Effective inhibition of cccDNA derived mRNA/viral antigens and tolerability with ARC-520

Abstract

BACKGROUND: ARC-520, an RNA interference drug, targets ccc-DNA-derived mRNA in chronic hepatitis B patients (CHB); herein we report tolerability/activity in normal healthy volunteers (NHV) and CHB. METHODS: 54 NHV (36 ARC-520, 18 placebo) and 58 CHB (48 ARC-520, 10 placebo) were included. At entry, 32 of 38 HBeAg-neg and 14 of 20 HBeAg-pos CHB had taken entecavir for mean 5 years (range 2–8) and continued throughout the study. NHV and CHB received 0.01 to 4 mg/kg IV ARC-520 or placebo; CHB had viral parameters measured.
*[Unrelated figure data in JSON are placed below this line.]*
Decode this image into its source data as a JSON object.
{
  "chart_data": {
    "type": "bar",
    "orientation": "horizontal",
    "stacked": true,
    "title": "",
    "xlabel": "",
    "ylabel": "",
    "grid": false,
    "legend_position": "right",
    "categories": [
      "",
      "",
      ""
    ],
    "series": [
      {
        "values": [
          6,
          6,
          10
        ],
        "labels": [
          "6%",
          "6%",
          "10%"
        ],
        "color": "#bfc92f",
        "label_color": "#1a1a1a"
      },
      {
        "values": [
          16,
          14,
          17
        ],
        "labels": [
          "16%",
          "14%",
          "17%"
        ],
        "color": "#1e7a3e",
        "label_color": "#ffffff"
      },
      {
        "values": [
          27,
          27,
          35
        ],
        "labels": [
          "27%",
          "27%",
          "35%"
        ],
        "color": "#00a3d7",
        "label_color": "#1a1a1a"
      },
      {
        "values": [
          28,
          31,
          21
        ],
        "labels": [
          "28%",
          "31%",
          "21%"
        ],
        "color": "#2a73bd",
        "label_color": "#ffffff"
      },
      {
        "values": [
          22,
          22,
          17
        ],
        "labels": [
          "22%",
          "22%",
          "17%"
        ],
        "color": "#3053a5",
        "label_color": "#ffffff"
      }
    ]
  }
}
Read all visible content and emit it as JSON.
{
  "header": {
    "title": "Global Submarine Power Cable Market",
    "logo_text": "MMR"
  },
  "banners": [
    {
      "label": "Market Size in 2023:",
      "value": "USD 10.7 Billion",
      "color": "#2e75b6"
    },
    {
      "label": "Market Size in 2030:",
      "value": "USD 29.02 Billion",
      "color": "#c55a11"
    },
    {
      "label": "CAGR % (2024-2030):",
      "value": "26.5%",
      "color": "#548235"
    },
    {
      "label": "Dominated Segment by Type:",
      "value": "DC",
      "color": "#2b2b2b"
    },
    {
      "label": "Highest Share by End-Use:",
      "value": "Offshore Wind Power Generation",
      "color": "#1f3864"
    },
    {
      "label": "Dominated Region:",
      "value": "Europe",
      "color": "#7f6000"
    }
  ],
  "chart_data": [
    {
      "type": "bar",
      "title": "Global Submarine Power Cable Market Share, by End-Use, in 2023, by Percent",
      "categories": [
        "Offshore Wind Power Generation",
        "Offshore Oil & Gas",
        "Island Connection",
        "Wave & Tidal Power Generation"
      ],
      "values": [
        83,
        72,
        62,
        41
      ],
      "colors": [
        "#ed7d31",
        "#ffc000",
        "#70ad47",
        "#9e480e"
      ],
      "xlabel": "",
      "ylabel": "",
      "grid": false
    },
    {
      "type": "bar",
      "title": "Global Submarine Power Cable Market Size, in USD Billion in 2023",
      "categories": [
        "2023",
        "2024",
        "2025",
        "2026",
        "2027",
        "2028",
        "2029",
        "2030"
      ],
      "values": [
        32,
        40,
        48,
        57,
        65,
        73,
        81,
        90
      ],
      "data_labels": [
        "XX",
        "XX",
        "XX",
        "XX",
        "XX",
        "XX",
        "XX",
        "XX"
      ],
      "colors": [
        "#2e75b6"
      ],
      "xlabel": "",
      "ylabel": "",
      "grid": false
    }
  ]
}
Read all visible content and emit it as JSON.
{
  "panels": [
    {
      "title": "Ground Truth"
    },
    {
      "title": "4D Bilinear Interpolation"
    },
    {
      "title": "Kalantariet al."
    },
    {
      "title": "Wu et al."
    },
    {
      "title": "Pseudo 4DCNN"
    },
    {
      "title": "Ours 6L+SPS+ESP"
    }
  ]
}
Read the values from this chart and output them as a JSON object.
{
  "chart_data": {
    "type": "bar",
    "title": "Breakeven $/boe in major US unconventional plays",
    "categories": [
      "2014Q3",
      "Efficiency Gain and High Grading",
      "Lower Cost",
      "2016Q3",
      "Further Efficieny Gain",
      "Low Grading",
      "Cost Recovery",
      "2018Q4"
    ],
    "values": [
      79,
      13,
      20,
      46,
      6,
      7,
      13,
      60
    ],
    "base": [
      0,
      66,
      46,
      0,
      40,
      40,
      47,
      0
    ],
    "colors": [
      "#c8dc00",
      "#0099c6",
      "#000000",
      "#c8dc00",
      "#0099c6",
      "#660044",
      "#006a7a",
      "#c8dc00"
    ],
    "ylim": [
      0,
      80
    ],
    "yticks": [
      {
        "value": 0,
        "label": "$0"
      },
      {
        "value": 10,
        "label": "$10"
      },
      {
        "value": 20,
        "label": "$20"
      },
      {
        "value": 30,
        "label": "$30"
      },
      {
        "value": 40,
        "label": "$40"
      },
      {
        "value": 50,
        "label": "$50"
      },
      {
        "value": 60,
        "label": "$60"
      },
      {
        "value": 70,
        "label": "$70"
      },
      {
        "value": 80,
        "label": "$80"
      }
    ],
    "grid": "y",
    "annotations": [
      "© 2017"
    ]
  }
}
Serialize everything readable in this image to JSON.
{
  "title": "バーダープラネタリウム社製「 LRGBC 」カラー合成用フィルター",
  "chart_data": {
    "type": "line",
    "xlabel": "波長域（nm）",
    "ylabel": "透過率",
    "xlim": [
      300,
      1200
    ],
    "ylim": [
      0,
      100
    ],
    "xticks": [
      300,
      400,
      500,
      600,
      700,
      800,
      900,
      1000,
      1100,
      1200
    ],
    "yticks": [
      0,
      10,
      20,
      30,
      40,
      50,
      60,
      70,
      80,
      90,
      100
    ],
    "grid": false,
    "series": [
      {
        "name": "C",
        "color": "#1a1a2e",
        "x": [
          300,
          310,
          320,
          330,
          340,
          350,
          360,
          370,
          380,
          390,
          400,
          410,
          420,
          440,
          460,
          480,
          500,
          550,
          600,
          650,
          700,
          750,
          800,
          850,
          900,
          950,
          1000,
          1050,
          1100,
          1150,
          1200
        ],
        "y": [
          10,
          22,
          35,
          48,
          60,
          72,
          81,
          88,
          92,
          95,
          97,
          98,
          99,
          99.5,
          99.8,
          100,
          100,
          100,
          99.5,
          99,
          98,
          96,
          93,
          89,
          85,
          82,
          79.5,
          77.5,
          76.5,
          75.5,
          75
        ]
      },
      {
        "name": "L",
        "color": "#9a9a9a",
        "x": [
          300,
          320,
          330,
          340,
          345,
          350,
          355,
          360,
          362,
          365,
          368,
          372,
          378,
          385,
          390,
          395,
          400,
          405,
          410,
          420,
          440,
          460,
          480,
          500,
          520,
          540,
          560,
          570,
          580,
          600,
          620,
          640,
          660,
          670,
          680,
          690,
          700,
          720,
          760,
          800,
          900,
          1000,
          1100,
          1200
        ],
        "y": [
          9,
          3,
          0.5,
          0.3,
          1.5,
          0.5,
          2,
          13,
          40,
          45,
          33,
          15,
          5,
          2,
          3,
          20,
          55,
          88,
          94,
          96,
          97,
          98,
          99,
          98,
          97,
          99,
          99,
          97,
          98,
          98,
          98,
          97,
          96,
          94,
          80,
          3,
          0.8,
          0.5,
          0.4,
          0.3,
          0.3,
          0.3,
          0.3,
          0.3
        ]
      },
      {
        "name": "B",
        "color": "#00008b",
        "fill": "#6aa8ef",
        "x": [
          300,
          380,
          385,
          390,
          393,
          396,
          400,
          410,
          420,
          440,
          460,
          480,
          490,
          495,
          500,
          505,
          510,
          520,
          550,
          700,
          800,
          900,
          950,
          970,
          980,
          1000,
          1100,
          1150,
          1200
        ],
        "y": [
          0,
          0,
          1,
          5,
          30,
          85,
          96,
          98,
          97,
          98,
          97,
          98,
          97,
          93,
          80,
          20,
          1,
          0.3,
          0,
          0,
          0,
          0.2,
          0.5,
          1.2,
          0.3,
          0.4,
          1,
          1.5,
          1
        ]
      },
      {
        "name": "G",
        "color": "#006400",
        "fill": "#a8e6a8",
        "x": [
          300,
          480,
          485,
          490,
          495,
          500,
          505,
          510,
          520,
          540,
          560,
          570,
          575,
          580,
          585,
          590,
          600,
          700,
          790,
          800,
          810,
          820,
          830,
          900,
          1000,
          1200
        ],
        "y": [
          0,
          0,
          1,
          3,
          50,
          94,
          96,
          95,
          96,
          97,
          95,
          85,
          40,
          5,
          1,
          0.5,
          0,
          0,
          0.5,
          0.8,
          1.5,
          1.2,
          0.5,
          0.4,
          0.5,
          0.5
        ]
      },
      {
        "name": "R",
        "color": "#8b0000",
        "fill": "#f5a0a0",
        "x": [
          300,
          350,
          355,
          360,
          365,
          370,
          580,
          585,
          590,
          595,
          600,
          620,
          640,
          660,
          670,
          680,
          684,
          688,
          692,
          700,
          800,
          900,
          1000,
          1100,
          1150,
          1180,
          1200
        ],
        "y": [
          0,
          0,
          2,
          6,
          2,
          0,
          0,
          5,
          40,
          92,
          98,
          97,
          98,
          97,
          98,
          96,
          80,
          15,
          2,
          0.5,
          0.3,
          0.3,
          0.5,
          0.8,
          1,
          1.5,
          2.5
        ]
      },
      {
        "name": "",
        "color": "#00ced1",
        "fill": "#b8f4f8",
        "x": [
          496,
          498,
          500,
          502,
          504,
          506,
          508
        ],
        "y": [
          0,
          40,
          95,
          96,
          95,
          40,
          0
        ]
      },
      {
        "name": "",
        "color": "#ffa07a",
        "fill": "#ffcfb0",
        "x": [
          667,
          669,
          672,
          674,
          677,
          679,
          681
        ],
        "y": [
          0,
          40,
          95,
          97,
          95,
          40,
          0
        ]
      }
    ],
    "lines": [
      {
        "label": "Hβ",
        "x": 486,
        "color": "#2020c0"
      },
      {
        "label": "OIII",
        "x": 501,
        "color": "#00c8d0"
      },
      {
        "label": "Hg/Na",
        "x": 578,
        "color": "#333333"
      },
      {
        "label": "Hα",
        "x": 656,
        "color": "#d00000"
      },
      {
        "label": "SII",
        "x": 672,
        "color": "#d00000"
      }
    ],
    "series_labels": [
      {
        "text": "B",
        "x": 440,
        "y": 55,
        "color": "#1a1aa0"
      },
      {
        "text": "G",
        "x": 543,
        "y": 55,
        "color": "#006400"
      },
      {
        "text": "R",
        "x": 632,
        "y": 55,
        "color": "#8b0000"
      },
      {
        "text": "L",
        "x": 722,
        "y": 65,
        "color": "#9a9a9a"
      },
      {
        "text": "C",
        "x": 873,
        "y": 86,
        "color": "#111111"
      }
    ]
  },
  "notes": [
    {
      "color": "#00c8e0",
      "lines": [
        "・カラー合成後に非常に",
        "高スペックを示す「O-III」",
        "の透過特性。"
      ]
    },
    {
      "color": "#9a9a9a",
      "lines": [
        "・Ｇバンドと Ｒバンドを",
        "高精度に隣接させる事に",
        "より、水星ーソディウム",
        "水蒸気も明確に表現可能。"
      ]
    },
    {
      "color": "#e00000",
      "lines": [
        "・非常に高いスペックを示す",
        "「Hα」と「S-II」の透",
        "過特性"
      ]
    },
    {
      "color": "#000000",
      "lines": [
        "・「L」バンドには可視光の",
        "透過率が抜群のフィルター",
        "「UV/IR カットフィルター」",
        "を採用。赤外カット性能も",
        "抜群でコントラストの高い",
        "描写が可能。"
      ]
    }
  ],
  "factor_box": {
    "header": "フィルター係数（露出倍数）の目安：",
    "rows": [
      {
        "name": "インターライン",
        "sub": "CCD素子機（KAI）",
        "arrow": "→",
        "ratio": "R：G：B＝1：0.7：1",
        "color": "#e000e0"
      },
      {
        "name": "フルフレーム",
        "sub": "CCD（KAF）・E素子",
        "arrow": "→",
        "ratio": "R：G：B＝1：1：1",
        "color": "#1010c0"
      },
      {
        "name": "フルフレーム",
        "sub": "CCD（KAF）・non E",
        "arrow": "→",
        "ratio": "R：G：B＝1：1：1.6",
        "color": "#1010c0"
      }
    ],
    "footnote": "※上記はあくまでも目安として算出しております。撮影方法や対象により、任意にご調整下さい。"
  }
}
RESULTS: ARC-520 therapy was well tolerated—67 % NHV (placebo or ARC-520) and 23 % CHB reported a mild or moderate adverse event (AE) with no AE rated serious, severe, or causing withdrawal. A modest occurrence of abnormal laboratory tests was observed. Two NHV showed moderate hypersensitivity reactions (urticarial rash, flushing) during infusion. After addition of pretreatment oral antihistamine, no hypersensitivity reactions were seen. ARC-520 reduced viral antigens with qHBeAg best reduction of 1.7 log (mean max 1.2 log) following a single 4 mg/kg dose. In treatment-naïve CHB, best qHBsAg reductions of 1.9 log (mean max 1.3 log) in HBeAg-pos and 0.8 log (mean max 0.3 log) in HBeAg-neg were observed. Similar reductions in HB core related antigen were observed where measurable. CONCLUSIONS: (1) ARC-520 effectively inhibited cccDNA-derived mRNA with protein reductions up to 1.9 logs (99 %) (2) ARC-520 was well tolerated and hypersensitivity symptoms were controlled by antihistamine pretreatment. (3) This is the first time direct antiviral effects on HBeAg and HBsAg have been demonstrated.